In the Shu’Fat neighborhood of East Jerusalem, Palestinian Iyad Al-Shaer stood inside the gutted interior of a modest breeze block structure. The building, an addition to Iyad’s own home, was set to be a new residence for his brother Baser and his fiancé. But the fully furnished home, complete with a heart-covered bedroom that Baser had designed for his future child, now had three gaping holes punctured in its roof.

Just days after completing construction, the Israeli-controlled municipality issued Iyad a demolition order for his “illegally” constructed home, built without one of the expensive permits issued by the same set of authorities.
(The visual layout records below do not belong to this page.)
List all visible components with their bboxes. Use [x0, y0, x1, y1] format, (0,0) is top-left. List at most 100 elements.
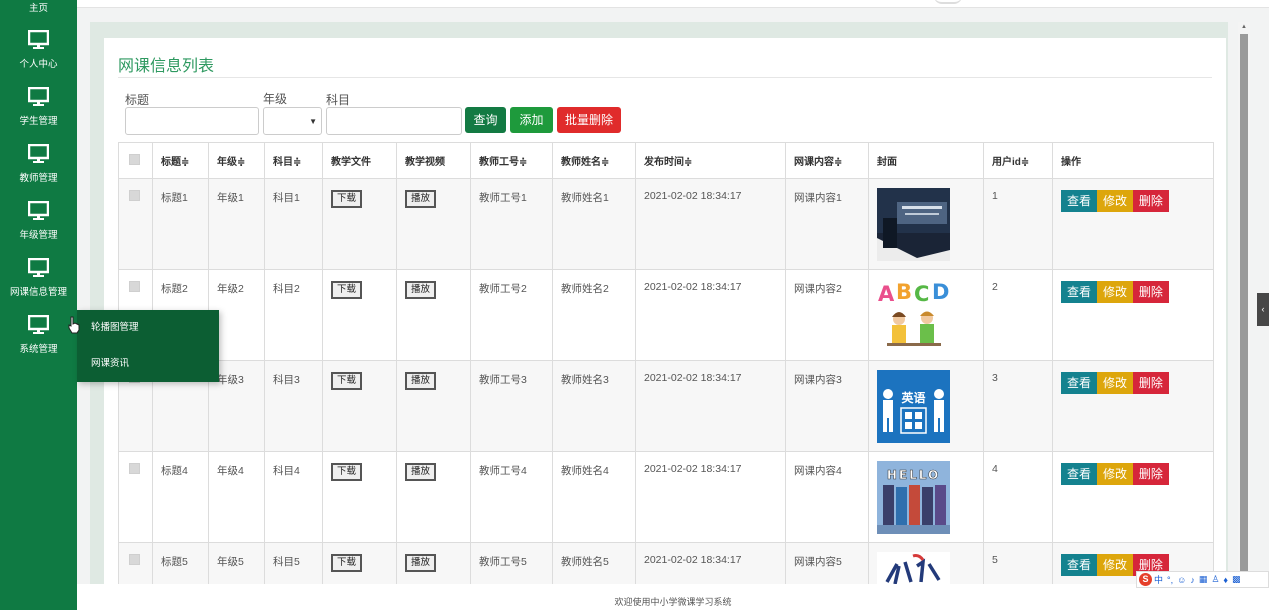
subject-filter-label: 科目 [326, 93, 351, 107]
emoji-icon[interactable]: ☺ [1177, 575, 1186, 585]
table-row: 标题5 年级5 科目5 下载 播放 教师工号5 教师姓名5 2021-02-02… [118, 542, 1214, 584]
microphone-icon[interactable]: ♪ [1190, 575, 1195, 585]
grid-icon[interactable]: ▩ [1232, 574, 1241, 585]
monitor-icon [28, 315, 49, 334]
column-header[interactable]: 科目≑ [264, 142, 323, 179]
play-button[interactable]: 播放 [405, 554, 437, 572]
monitor-icon [28, 144, 49, 163]
row-checkbox[interactable] [129, 190, 140, 201]
cell-user-id: 5 [983, 542, 1053, 584]
column-header[interactable]: 用户id≑ [983, 142, 1053, 179]
download-button[interactable]: 下载 [331, 372, 363, 390]
ime-mode[interactable]: 中 [1154, 573, 1163, 586]
main-panel: 网课信息列表 标题 年级 ▼ 科目 查询 添加 批量删除 标题≑ 年级≑ 科目≑… [104, 38, 1226, 584]
row-checkbox[interactable] [129, 463, 140, 474]
sidebar-item-teachers[interactable]: 教师管理 [0, 142, 77, 199]
edit-button[interactable]: 修改 [1096, 463, 1133, 485]
download-button[interactable]: 下载 [331, 190, 363, 208]
play-button[interactable]: 播放 [405, 463, 437, 481]
cell-content: 网课内容1 [785, 178, 869, 270]
column-header[interactable]: 年级≑ [208, 142, 265, 179]
chevron-left-icon[interactable]: ‹ [1257, 293, 1269, 326]
ime-logo-icon[interactable]: S [1139, 573, 1152, 586]
column-header[interactable]: 教师工号≑ [470, 142, 553, 179]
cell-teacher-id: 教师工号5 [470, 542, 553, 584]
system-submenu: 轮播图管理 网课资讯 [77, 310, 219, 382]
delete-button[interactable]: 删除 [1132, 281, 1169, 303]
sidebar-item-profile[interactable]: 个人中心 [0, 28, 77, 85]
footer: 欢迎使用中小学微课学习系统 [77, 584, 1269, 610]
ime-punctuation[interactable]: °, [1167, 575, 1173, 585]
submenu-item-news[interactable]: 网课资讯 [77, 346, 219, 382]
delete-button[interactable]: 删除 [1132, 372, 1169, 394]
select-all-checkbox-cell[interactable] [118, 142, 153, 179]
column-header[interactable]: 教师姓名≑ [552, 142, 636, 179]
ime-toolbar[interactable]: S 中 °, ☺ ♪ ▦ ♙ ♦ ▩ [1136, 571, 1269, 588]
cover-image: 英语 [877, 370, 950, 443]
delete-button[interactable]: 删除 [1132, 190, 1169, 212]
column-header: 教学视频 [396, 142, 471, 179]
row-checkbox[interactable] [129, 554, 140, 565]
column-header[interactable]: 发布时间≑ [635, 142, 786, 179]
column-header[interactable]: 网课内容≑ [785, 142, 869, 179]
cell-publish-time: 2021-02-02 18:34:17 [635, 542, 786, 584]
sidebar-item-system[interactable]: 系统管理 [0, 313, 77, 370]
scrollbar-thumb[interactable] [1240, 34, 1248, 580]
chevron-down-icon: ▼ [309, 117, 317, 126]
subject-filter-input[interactable] [326, 107, 462, 135]
sidebar-item-courses[interactable]: 网课信息管理 [0, 256, 77, 313]
cell-publish-time: 2021-02-02 18:34:17 [635, 360, 786, 452]
edit-button[interactable]: 修改 [1096, 190, 1133, 212]
grade-filter-select[interactable]: ▼ [263, 107, 322, 135]
column-header[interactable]: 标题≑ [152, 142, 209, 179]
scroll-up-icon[interactable]: ▲ [1241, 24, 1247, 30]
hand-cursor-icon [68, 316, 80, 334]
sidebar-item-home[interactable]: 主页 [0, 0, 77, 14]
sidebar-item-label: 教师管理 [19, 173, 58, 184]
skin-icon[interactable]: ♦ [1223, 575, 1228, 585]
grade-filter-label: 年级 [263, 92, 288, 106]
cell-grade: 年级1 [208, 178, 265, 270]
title-filter-input[interactable] [125, 107, 259, 135]
person-icon[interactable]: ♙ [1211, 574, 1219, 585]
sidebar-item-label: 年级管理 [19, 230, 58, 241]
play-button[interactable]: 播放 [405, 372, 437, 390]
cover-letter: A [878, 282, 895, 306]
view-button[interactable]: 查看 [1061, 554, 1098, 576]
cell-user-id: 3 [983, 360, 1053, 452]
view-button[interactable]: 查看 [1061, 372, 1098, 394]
cover-letter: B [896, 280, 912, 304]
add-button[interactable]: 添加 [510, 107, 553, 133]
sidebar-item-students[interactable]: 学生管理 [0, 85, 77, 142]
submenu-item-carousel[interactable]: 轮播图管理 [77, 310, 219, 346]
keyboard-icon[interactable]: ▦ [1199, 574, 1208, 585]
view-button[interactable]: 查看 [1061, 463, 1098, 485]
cell-teacher-name: 教师姓名3 [552, 360, 636, 452]
avatar[interactable] [934, 0, 962, 4]
download-button[interactable]: 下载 [331, 281, 363, 299]
download-button[interactable]: 下载 [331, 554, 363, 572]
play-button[interactable]: 播放 [405, 281, 437, 299]
table-row: 标题1 年级1 科目1 下载 播放 教师工号1 教师姓名1 2021-02-02… [118, 178, 1214, 270]
edit-button[interactable]: 修改 [1096, 554, 1133, 576]
row-checkbox[interactable] [129, 281, 140, 292]
edit-button[interactable]: 修改 [1096, 281, 1133, 303]
top-bar [77, 0, 1269, 8]
sidebar-item-grades[interactable]: 年级管理 [0, 199, 77, 256]
batch-delete-button[interactable]: 批量删除 [557, 107, 621, 133]
sidebar-item-label: 网课信息管理 [9, 287, 67, 298]
play-button[interactable]: 播放 [405, 190, 437, 208]
cell-title: 标题5 [152, 542, 209, 584]
view-button[interactable]: 查看 [1061, 281, 1098, 303]
table-header-row: 标题≑ 年级≑ 科目≑ 教学文件 教学视频 教师工号≑ 教师姓名≑ 发布时间≑ … [118, 142, 1214, 179]
cell-publish-time: 2021-02-02 18:34:17 [635, 451, 786, 543]
view-button[interactable]: 查看 [1061, 190, 1098, 212]
edit-button[interactable]: 修改 [1096, 372, 1133, 394]
column-header: 封面 [868, 142, 984, 179]
select-all-checkbox[interactable] [129, 153, 140, 165]
download-button[interactable]: 下载 [331, 463, 363, 481]
query-button[interactable]: 查询 [465, 107, 506, 133]
title-filter-label: 标题 [125, 93, 150, 107]
sidebar-item-label: 个人中心 [19, 59, 58, 70]
delete-button[interactable]: 删除 [1132, 463, 1169, 485]
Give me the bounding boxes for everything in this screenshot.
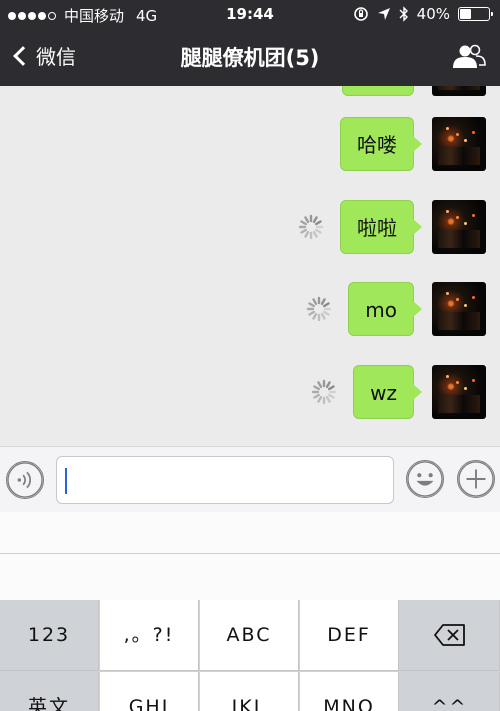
key-abc[interactable]: ABC: [200, 600, 299, 671]
message-input[interactable]: [56, 456, 394, 504]
battery-percent: 40%: [416, 5, 450, 23]
input-bar: [0, 446, 500, 512]
status-right: 40%: [353, 5, 493, 23]
voice-icon[interactable]: [6, 461, 44, 499]
sending-spinner-icon: [311, 379, 337, 405]
avatar[interactable]: [432, 117, 486, 171]
message-row: 哈喽: [340, 117, 486, 171]
delete-icon: [433, 624, 465, 646]
chat-title: 腿腿僚机团(5): [180, 46, 320, 70]
avatar[interactable]: [432, 200, 486, 254]
chat-area[interactable]: 哈喽 啦啦 mo wz: [0, 86, 500, 446]
message-bubble-partial[interactable]: [342, 86, 414, 96]
text-caret: [65, 468, 67, 494]
sending-spinner-icon: [307, 296, 332, 322]
top-bar: 中国移动 4G 19:44 40% 微信 腿腿僚机团(5): [0, 0, 500, 86]
candidate-bar[interactable]: [0, 512, 500, 554]
message-bubble[interactable]: wz: [353, 365, 422, 419]
key-mno[interactable]: MNO: [300, 672, 399, 711]
candidate-area[interactable]: [0, 554, 500, 600]
sending-spinner-icon: [298, 214, 324, 240]
avatar[interactable]: [432, 86, 486, 96]
message-bubble[interactable]: mo: [348, 282, 422, 336]
status-bar: 中国移动 4G 19:44 40%: [0, 0, 500, 28]
message-bubble[interactable]: 哈喽: [340, 117, 422, 171]
battery-icon: [458, 7, 493, 21]
key-emoticon[interactable]: ^^: [400, 672, 500, 711]
location-icon: [377, 8, 390, 20]
message-row-partial: [342, 86, 486, 96]
key-def[interactable]: DEF: [300, 600, 399, 671]
keyboard: 123 ,。?! ABC DEF 英文 GHI JKL MNO ^^: [0, 600, 500, 711]
plus-icon[interactable]: [457, 460, 495, 498]
message-row: wz: [311, 365, 486, 419]
delete-key[interactable]: [400, 600, 500, 671]
group-members-icon[interactable]: [452, 43, 486, 69]
emoji-icon[interactable]: [406, 460, 444, 498]
key-jkl[interactable]: JKL: [200, 672, 299, 711]
nav-bar: 微信 腿腿僚机团(5): [0, 28, 500, 86]
key-punctuation[interactable]: ,。?!: [100, 600, 199, 671]
message-bubble[interactable]: 啦啦: [340, 200, 422, 254]
key-ghi[interactable]: GHI: [100, 672, 199, 711]
key-123[interactable]: 123: [0, 600, 99, 671]
key-english[interactable]: 英文: [0, 672, 99, 711]
avatar[interactable]: [432, 365, 486, 419]
message-row: mo: [306, 282, 486, 336]
bluetooth-icon: [399, 6, 408, 22]
avatar[interactable]: [432, 282, 486, 336]
message-row: 啦啦: [298, 200, 486, 254]
rotation-lock-icon: [353, 7, 368, 21]
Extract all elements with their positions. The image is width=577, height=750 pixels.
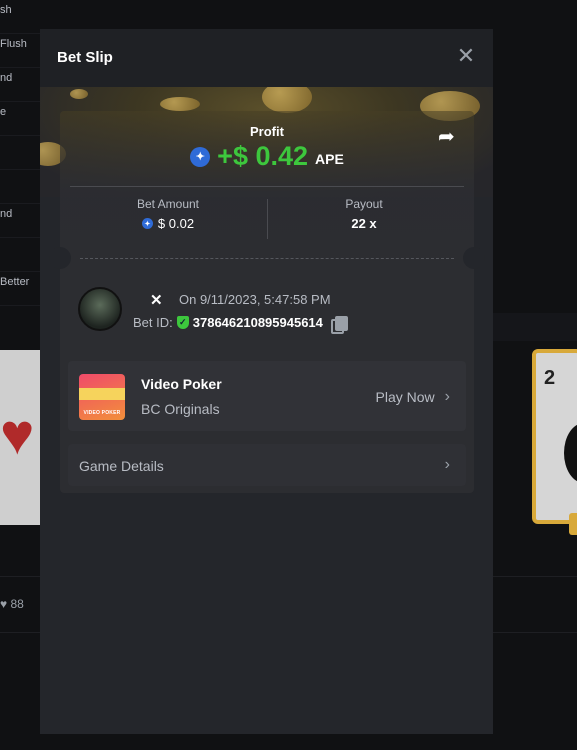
list-item: e <box>0 102 40 136</box>
bet-amount: Bet Amount ✦ $ 0.02 <box>68 197 268 231</box>
background-hand-list: sh Flush nd e nd Better <box>0 0 40 306</box>
payout: Payout 22 x <box>264 197 464 231</box>
background-card-right: 2 <box>532 349 577 535</box>
profit-currency: APE <box>315 150 344 167</box>
avatar[interactable] <box>78 287 122 331</box>
background-band <box>493 313 577 341</box>
list-item: sh <box>0 0 40 34</box>
chevron-right-icon: › <box>444 388 450 405</box>
coin <box>262 87 312 113</box>
ticket-notch <box>49 247 71 269</box>
play-now-button[interactable]: Play Now › <box>376 388 450 406</box>
copy-icon[interactable] <box>330 315 348 334</box>
list-item: nd <box>0 68 40 102</box>
likes: ♥ 88 <box>0 597 24 611</box>
heart-icon: ♥ <box>0 405 35 465</box>
list-item <box>0 170 40 204</box>
list-item <box>0 238 40 272</box>
ape-coin-icon: ✦ <box>190 146 211 167</box>
modal-title: Bet Slip <box>57 49 113 66</box>
close-icon: ✕ <box>150 292 163 309</box>
coin <box>70 89 88 99</box>
modal-header: Bet Slip ✕ <box>40 29 493 87</box>
ape-coin-icon: ✦ <box>141 218 153 229</box>
game-provider: BC Originals <box>141 401 220 417</box>
game-details-row[interactable]: Game Details › <box>68 444 466 486</box>
bet-info: ✕ On 9/11/2023, 5:47:58 PM Bet ID: ✓ 378… <box>78 287 458 334</box>
bet-time: On 9/11/2023, 5:47:58 PM <box>179 292 331 307</box>
thumbnail-label: VIDEO POKER <box>83 410 121 416</box>
divider <box>70 186 464 187</box>
bet-id-label: Bet ID: <box>133 315 173 330</box>
bet-id-value: 378646210895945614 <box>192 315 323 330</box>
payout-value: 22 x <box>351 216 377 231</box>
list-item: Flush <box>0 34 40 68</box>
dashed-divider <box>80 258 454 259</box>
ticket-notch <box>463 247 485 269</box>
close-icon[interactable]: ✕ <box>455 45 477 67</box>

Unable to afford the protracted and costly legal battle, he chose to destroy the structure himself.

Self-demolitions like this began a few years ago and have continued—albeit somewhat under the mainstream media’s radar—ever since, with Palestinians compelled to destroy their own homes in order to avoid the steadily increasing fines leveled by the municipality.

The demolished roof of Iyad’s brother’s home

While the Palestinian population in the city has quadrupled to over 300,000 since 1967, municipal authorities have only zoned nine percent of East Jerusalem land for Palestinian construction. Even with this space being set aside, permits are rarely granted, and the result is widespread “illegal” Palestinian construction—which, of course, Israeli authorities can then order to be demolished.

Tens of thousands of Jerusalem’s Palestinian residents now live under the constant threat of having their homes demolished by Israeli authorities, part of a policy of displacement that has been taking place in Jerusalem with a startling degree of public support for more than four decades.

“We know that there are some 20,000 ‘illegal’ Palestinian homes in East Jerusalem,” Jeff Halper of the Israeli Committee Against House Demolitions (ICAHD) told us. “[That’s] about a third of the Palestinian housing stock.”

“They don’t consider us citizens, so they push. It’s not a personal thing—I am one of many,” says Iyad. “They push us to go outside of Jerusalem. I call it a soft transfer.”